Profil des investisseurs

Dans près de 9 cas sur 10, les travaux de rénovation sont réalisés par des ménages propriétaires (ce taux s’élève à 98 % dans le cas des rénovations énergétiques performantes et très performantes). «L’investisseur» est donc le bénéficiaire des économies générées par la rénovation.

L’achat du logement représente une opportunité de réaliser des travaux pour 11 % des ménages interrogés.
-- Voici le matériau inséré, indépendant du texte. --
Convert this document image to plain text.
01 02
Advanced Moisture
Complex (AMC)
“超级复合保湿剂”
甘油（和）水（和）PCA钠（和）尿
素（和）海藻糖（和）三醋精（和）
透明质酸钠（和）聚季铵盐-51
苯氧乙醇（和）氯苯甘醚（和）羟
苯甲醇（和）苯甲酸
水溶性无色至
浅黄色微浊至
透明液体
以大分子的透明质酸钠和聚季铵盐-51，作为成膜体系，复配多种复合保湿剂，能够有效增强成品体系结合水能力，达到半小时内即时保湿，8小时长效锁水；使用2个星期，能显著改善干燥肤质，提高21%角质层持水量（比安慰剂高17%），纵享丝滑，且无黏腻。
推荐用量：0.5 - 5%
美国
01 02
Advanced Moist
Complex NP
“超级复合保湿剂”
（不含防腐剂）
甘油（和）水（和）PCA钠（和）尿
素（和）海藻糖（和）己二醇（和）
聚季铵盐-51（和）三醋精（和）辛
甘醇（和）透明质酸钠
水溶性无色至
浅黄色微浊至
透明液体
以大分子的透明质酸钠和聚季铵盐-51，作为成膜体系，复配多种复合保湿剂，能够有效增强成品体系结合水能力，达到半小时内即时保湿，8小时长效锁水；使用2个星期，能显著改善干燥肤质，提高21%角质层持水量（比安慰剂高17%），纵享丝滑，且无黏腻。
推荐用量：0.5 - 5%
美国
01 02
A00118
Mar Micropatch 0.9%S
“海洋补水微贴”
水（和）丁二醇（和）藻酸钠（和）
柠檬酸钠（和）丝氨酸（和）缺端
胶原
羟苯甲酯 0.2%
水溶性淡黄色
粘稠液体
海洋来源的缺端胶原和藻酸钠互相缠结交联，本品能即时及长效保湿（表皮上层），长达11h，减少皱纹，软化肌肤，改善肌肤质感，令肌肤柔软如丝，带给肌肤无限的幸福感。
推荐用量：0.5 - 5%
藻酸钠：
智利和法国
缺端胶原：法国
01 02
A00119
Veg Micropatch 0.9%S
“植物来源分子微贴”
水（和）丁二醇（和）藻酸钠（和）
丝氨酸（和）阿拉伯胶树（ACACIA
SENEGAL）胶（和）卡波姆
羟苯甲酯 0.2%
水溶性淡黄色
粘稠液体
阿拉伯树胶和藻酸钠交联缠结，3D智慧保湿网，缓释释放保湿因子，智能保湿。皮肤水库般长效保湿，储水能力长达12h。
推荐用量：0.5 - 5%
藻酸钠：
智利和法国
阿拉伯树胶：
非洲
Cette proportion se révèle deux fois plus importante pour les foyers ayant réalisé des travaux performants ou très performants (21 %). Les logements ayant fait l’objet de rénovations, et encore davantage de rénovations énergétiques performantes ou très performantes, sont les maisons individuelles.

D’autre part, les ménages qui ont fait des travaux de rénovation occupent davantage des logements anciens (construits avant 1975), logiquement moins performants énergétiquement et majoritairement classés E/F/G sur l’échelle du Diagnostic de Performance Energétique (DPE).

 

Facteurs déclenchant

Les facteurs déclencheurs des travaux de rénovation varient selon le niveau de rénovation réalisée. Ainsi, lors d’une rénovation performante ou très performante les ménages souhaitaient en priorité : 

  • Accroitre le confort thermique de leur logement (bénéfice sensiblement constaté dans 64 % des cas après les travaux, et un peu constaté dans 34 % des cas),
  • Réduire le montant de leurs factures énergétiques (effectivement observé dans 50 % des cas suite aux travaux, et 46 % pensent le constater prochainement) ;
  • Et, dans une moindre mesure, remplacer un appareil vétuste (48 %). Dans le cas de rénovation « faible », au contraire, il s’agit bien là du premier facteur déclenchant.

La Valorisation de son patrimoine constitue une motivation plus secondaire (28 %). La faible différence entre ce pourcentage et celui observé pour les rénovations faibles laisse également penser que la notion récente de «valeur verte» peine à s’inscrire dans les mentalités.